Lars Clausen lc at statsbiblioteket.dk
Thu Jan 29 16:00:26 CET 2004


On Wed, 2004-01-28 at 13:27, David Relson wrote:
> On Wed, 28 Jan 2004 13:13:18 +0100
> Lars Clausen wrote:
[...]
> Good thoughts, but ...  
> 
> Would you rather lose an important message because your spam filter
> classified it wrong or would you rather have a few spam messages in your
> inbox?  

I would rather lose an important message than have a few dozen spam
messages in my inbox, but that's another discussion.

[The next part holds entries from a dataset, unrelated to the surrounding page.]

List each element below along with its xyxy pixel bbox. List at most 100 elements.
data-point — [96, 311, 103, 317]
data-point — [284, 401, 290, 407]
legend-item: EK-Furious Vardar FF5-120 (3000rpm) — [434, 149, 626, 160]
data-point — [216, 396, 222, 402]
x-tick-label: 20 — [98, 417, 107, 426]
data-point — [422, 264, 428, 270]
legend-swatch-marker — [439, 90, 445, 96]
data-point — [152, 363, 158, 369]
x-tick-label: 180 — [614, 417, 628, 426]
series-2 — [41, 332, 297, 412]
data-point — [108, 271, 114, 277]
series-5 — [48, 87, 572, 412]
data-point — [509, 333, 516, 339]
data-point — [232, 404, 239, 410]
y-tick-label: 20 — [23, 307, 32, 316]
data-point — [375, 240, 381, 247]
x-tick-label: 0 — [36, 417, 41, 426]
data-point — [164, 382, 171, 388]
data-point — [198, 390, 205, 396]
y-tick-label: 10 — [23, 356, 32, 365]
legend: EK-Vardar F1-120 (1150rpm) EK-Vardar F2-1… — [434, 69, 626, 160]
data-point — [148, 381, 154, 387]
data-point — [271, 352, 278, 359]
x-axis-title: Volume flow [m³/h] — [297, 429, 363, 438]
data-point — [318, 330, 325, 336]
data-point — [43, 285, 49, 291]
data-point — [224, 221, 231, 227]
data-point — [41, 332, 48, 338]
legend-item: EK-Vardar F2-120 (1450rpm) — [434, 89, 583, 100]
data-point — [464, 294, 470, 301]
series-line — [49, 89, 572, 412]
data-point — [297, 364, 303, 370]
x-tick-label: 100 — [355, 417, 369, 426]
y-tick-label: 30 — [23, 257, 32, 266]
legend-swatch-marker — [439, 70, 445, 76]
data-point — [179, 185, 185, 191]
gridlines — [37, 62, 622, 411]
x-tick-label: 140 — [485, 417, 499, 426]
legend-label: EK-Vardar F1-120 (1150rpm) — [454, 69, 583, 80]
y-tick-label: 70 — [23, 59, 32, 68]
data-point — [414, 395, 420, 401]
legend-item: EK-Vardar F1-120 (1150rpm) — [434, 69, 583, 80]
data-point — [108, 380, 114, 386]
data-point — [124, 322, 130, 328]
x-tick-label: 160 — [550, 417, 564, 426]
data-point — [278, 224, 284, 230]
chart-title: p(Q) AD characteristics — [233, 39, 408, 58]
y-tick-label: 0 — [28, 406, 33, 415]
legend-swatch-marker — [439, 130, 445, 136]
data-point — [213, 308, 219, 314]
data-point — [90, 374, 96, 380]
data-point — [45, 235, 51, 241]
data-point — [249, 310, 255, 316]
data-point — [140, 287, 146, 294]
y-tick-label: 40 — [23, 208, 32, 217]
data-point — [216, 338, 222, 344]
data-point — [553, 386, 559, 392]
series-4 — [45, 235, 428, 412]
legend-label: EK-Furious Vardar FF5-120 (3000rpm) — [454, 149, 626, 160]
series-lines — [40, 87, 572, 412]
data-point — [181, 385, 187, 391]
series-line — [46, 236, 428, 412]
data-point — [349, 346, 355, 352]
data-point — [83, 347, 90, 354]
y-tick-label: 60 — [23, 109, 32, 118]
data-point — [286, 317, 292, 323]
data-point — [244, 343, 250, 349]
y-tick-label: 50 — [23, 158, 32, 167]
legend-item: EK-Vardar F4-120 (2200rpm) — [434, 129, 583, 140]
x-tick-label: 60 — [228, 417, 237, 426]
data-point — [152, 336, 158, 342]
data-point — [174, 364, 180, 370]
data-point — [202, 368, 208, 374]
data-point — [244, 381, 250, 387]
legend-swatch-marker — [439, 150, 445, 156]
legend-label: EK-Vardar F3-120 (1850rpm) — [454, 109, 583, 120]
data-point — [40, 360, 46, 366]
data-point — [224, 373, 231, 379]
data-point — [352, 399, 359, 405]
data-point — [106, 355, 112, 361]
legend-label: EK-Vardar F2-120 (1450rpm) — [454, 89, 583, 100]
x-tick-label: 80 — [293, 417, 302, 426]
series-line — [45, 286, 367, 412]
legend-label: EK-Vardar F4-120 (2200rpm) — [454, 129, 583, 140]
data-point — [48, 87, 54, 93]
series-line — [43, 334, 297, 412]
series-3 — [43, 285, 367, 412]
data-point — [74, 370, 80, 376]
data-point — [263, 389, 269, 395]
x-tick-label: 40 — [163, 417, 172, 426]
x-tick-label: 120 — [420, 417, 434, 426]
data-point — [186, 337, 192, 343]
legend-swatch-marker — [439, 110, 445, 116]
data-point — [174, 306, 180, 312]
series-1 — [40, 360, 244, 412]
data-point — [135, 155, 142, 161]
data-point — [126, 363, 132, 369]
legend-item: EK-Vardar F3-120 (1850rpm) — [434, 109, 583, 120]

> The default score that bogofilter assigns to unknown and rarely
> seen words is 0.415, which causes it to favor delivery of spam (rather
> than loss of ham).  Bogofilter also has a min_dev value so that it will
> ignore words that score close to 0.5.  Min_dev's default value is 0.1,
> so bogofilter will ignore word scores between 0.4 and 0.6
> 
> In practice, random words in spam messages have little effect.  If you
> want more detail on how bogofilter classified a 0.500000 message, run it
> with flags "-vv" and "-vvv".  The FAQ has info on the output generated
> with those flag settings.

Tried that, but the words have already made it into the DB now, so I
don't see the same effect.

On the bright side, it looks like I'm over the peak WRT wordlist spams. 
I'm guessing they only have so many words in their wordlist, so now
bogofilter is catching up.

The next obvious development (of which I believe I've seen a few) is to
have randomly generated "words", to fill up the bogofilter DBs and take
advantage of the min_dev issues.  I'll have to keep an eye out for
that.  Now that I have sorting by bogosity implemented in Gnus, I can
easily find the wordlist mails and keep an eye on them.